Singapore shares fell back into the red yesterday in line with regional markets as traders weighed key economic data from the United States and Japan. The benchmark Straits Times Index (STI) slid four points, or 0.14 per cent, to 2,777.11.
"The Singapore market had rallied a lot on Tuesday, so it's reasonable to see a minor correction," Ms Margaret Yang, market analyst at CMC Markets Singapore, told The Straits Times. She believes it will continue to trade "range-bound, without clear direction" for the rest of the week, given the lack of positive leads in the global economy.
Worries that the US could raise interest rates as early as June were back in the limelight following reports on Tuesday that showed a rise in inflation and housing - data that pushed Wall Street down by 1.02 per cent overnight.
Japan surprised market watchers after posting a first-quarter gross domestic product that beat market estimates. Tokyo slipped 0.05 per cent, Shanghai fell 1.27 per cent and Hong Kong dropped 1.45 per cent.
"There's an addiction to stimulus," Mr Tim Schroeders, a Melbourne-based portfolio manager at Pengana Capital who helps oversee about US$1.2 billion (S$1.7 billion) in assets, told Bloomberg. "People are more worried about the stimulus than the trajectory of the economy. This highlights imbalances between markets and the real economy. In Japan, a stronger economy means a stronger yen and that's been interpreted as bad for the market."
One of the biggest drags on the STI yesterday was palm oil giant Golden Agri-Resources, which sank 1.5 cents or 4.1 per cent to 35.5 cents.
An ABN Amro report on Monday noted that while adverse weather conditions have pushed agricultural and soft commodity markets higher recently, it expects further upside in prices to be limited, given substantial inventories.

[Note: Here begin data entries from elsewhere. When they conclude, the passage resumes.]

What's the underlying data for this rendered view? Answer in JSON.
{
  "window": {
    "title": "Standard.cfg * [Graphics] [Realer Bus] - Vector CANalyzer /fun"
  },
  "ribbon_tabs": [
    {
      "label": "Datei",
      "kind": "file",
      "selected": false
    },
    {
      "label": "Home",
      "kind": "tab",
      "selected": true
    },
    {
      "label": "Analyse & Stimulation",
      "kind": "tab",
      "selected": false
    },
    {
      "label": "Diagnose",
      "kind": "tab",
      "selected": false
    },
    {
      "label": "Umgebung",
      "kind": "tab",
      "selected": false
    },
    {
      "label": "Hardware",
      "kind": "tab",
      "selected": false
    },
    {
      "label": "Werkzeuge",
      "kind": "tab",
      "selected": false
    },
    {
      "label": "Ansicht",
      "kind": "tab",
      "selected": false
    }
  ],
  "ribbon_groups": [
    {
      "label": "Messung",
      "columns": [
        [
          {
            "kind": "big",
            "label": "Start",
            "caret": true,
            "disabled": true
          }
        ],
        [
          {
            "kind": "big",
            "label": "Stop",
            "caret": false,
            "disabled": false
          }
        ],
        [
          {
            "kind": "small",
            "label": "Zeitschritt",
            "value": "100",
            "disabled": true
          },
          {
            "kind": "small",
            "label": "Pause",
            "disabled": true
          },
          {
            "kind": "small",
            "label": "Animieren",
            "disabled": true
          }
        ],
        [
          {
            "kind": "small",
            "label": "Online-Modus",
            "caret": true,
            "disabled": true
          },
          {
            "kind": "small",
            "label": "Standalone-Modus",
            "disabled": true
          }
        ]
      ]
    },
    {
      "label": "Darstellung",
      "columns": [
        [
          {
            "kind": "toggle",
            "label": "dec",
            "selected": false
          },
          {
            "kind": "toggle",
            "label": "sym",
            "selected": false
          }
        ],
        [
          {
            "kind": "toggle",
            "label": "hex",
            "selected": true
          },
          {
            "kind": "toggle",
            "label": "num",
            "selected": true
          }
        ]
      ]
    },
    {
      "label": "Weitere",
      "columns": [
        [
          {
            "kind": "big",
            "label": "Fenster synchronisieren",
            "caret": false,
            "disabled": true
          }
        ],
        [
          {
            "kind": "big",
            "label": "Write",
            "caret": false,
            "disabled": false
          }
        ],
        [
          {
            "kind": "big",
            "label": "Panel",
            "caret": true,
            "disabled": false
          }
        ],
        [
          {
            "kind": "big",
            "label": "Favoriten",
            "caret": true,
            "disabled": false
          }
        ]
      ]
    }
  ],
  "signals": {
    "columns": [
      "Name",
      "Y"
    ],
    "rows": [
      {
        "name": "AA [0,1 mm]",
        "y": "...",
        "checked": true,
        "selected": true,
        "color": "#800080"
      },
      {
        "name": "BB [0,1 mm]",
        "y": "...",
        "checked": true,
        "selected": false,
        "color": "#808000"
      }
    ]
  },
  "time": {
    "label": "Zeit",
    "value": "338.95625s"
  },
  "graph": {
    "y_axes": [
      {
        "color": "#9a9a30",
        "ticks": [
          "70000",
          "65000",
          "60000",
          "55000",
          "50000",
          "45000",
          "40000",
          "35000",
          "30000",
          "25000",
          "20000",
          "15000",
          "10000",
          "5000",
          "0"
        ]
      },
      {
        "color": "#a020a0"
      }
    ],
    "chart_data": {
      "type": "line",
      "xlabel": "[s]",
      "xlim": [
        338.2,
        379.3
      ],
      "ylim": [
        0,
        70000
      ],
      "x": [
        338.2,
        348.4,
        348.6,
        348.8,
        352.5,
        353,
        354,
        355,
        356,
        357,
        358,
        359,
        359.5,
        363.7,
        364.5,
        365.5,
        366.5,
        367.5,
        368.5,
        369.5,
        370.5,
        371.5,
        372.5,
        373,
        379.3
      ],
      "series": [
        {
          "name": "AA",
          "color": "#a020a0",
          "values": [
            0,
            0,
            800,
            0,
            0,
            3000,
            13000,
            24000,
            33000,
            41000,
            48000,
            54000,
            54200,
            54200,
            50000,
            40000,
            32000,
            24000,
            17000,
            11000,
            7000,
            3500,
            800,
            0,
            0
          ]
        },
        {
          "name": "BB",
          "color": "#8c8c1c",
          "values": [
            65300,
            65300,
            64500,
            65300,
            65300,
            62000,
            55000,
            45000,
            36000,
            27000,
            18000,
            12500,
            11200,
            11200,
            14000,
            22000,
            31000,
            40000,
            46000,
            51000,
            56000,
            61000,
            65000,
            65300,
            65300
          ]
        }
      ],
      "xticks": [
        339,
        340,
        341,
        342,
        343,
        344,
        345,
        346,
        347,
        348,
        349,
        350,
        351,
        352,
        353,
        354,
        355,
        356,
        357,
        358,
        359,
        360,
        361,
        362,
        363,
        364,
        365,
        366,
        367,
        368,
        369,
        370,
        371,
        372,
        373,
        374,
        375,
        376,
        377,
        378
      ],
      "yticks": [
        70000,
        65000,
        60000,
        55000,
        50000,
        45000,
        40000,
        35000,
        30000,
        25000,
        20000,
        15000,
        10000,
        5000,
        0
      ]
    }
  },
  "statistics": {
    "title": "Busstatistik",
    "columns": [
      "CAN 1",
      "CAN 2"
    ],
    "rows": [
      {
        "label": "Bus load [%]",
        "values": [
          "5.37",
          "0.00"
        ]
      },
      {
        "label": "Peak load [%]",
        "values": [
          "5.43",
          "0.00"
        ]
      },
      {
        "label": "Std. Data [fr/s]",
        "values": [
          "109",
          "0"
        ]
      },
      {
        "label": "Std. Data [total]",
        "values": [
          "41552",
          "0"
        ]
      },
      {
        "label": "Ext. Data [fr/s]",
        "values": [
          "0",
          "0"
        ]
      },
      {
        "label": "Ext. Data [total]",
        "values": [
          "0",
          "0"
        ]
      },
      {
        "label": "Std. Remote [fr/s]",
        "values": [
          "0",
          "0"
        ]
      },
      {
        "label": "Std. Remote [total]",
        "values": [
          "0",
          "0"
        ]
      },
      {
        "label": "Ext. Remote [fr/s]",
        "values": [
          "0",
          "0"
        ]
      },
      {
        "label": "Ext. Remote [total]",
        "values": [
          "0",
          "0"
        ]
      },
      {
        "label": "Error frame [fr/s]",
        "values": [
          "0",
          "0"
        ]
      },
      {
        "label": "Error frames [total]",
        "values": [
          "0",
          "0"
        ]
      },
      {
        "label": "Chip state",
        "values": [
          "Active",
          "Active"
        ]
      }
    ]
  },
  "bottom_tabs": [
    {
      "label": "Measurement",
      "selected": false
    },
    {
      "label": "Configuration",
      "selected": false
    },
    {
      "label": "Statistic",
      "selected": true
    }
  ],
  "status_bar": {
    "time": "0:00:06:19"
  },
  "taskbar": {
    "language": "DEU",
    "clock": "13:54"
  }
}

Oil and gas-related plays fared poorly despite crude prices rising to a seven-month high amid an easing supply glut. Sembcorp Marine lost 2.5 cents or 1.5 per cent to $1.605 and Keppel Corporation shaved six cents or 1.1 per cent to $5.36. Yangzijiang Shipbuilding fell 2.5 cents or 2.7 per cent to 89.5 cents. The banks were a mixed bag: DBS Group Holdings dipped three cents or 0.2 per cent to $15.07; OCBC Bank shed one cent or 0.1 per cent to $8.45; while United Overseas Bank climbed one cent or 0.1 per cent to $17.97.
On the other side of the ledger, Global Logistic Properties was among the biggest gainers, jumping 8.5 cents or 4.7 per cent to $1.905 on heavy trade as "privatisation rumours resurfaced", according to a report by NetResearch Asia.
Thai Beverage extended gains, rising two cents or 2.3 per cent to 89.5 cents. Magnus Energy Group was the day's most heavily traded on a turnover of 531.8 million shares. The stock surged 0.1 cent or 50 per cent to 0.3 cent. A total of 1.93 billion shares worth $1.06 million were traded across the bourse.